Dubaï mise sur le Somaliland

Quand l’usine sera opérationnelle, 300 employés recrutés localement la feront tourner 24 heures sur 24. Chaque rotation, d’une durée de huit heures, verra passer un millier de chèvres et de moutons, cent bœufs et cent chameaux. Puis la viande préparée partira à destination du Moyen-Orient, notamment des Émirats arabes unis et de l’Arabie saoudite, puis la Malaisie. Abdirizak imagine déjà l’avenir. Il espère s’étendre à l’Asie du Sud-Est et à l’Europe.

Le port de Berbera, le 21 mai 2016. © Justine Boulo

Le port de Berbera, le 21 mai 2016. © Justine Boulo

Il vient justement d’apprendre une nouvelle providentielle : le port de Berbera sur les rives du golfe d’Aden sera rénové. C’est le géant Dubaï Ports World qui a raflé le contrat, en mai dernier, au profit du groupe français Bolloré Africa Logistics. Plus de 400 millions de dollars seront injectés pendant les trente prochaines années pour réhabiliter le site. « L’arrivée de DP World est la bienvenue à 100 %, assure Abdirizak. Notre société s’occupera du transport vers Berbera et du stockage en containers réfrigérés. Mais les infrastructures du port sont aujourd’hui très limitées. Et ce nouvel investissement changera radicalement la donne. »

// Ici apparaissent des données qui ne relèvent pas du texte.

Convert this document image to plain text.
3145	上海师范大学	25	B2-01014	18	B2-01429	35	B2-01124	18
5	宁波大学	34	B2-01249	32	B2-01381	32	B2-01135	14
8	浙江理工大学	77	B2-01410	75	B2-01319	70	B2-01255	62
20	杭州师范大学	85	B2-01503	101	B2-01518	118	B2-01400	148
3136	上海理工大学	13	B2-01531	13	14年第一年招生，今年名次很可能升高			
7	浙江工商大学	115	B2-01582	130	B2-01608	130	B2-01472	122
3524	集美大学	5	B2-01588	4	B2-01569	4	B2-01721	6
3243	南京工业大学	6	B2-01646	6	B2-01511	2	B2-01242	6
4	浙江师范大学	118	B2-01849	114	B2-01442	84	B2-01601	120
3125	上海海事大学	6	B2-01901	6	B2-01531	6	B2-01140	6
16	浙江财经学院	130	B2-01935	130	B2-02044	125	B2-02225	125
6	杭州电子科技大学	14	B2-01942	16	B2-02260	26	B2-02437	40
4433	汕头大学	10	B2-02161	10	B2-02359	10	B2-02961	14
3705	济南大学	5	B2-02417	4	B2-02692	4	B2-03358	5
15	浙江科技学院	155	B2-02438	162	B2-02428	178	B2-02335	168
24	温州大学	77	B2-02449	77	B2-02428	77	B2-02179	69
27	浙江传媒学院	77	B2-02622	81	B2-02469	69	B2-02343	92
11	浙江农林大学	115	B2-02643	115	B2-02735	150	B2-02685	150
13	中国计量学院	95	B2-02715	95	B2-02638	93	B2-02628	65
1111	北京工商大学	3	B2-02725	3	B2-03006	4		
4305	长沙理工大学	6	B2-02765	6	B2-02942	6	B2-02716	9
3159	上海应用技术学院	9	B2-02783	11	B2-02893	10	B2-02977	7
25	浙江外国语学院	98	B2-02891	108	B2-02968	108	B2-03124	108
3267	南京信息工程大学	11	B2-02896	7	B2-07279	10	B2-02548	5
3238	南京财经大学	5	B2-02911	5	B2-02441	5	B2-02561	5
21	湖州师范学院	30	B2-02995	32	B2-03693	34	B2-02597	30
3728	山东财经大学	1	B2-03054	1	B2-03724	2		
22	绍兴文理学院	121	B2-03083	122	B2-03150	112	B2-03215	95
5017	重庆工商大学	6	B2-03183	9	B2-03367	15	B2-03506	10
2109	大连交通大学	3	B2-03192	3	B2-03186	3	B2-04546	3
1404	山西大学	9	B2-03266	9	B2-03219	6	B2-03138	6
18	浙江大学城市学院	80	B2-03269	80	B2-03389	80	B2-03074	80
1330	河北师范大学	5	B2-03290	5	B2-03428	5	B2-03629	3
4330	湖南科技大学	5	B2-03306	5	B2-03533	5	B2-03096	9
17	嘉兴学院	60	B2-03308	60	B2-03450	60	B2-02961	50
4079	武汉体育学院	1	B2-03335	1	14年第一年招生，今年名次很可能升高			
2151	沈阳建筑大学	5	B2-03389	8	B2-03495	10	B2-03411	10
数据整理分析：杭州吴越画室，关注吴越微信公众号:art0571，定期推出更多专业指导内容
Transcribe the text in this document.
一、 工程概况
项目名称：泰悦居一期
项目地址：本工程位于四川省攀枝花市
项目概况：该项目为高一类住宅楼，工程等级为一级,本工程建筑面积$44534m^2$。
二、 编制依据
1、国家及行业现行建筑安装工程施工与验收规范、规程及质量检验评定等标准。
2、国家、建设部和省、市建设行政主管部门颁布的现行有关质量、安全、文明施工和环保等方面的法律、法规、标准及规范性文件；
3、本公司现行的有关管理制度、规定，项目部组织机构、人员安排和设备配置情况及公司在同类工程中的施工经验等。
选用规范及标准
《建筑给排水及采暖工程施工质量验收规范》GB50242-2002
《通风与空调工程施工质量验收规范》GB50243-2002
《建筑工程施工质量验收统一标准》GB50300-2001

Berbera, le port des belles promesses

Le port en eau profonde de Berbera a été construit en 1969. Même s’il est obsolète, il fonctionne encore. Amas de pneus, sacs d’oignons, poutres métalliques, toutes les denrées nécessaires au pays passent par ce port. Ce matin, les dockers déchargent un cargo sous pavillon chypriote. Le vraquier Apollonas débarque des sacs de blé du Programme alimentaire mondial à destination de l’Éthiopie voisine. L’équipage des boutres, ces embarcations de bois de la mer Rouge, s’accorde un temps de repos et quelques cigarettes.

Un cargo décharge au port de Berbera, le 21 mai 2016. © Justine Boulo.

Un cargo décharge au port de Berbera, le 21 mai 2016. © Justine Boulo.

Omer Abokor Jama, directeur adjoint du port, rappelle que « la priorité numéro un reste malgré tout l’export de bétail. Dès qu’un cargo égyptien ou saoudien est en approche, on libère l’espace, on met le reste en pause, pour charger les animaux, après le passage en quarantaine et les analyses sanitaires », explique-t-il. L’arrivée de DP World est une chance pour l’entreprise d’Abdirizak. Mais c’est aussi une sonnerie de réveil pour d’autres investisseurs étrangers jusqu’ici frileux de miser sur le Somaliland. Désormais, le « non-pays » peut se targuer d’attirer des géants de l’industrie.

J.B.

* « Tayyib », en arabe, signifie bon, sain, respectueux de la loi.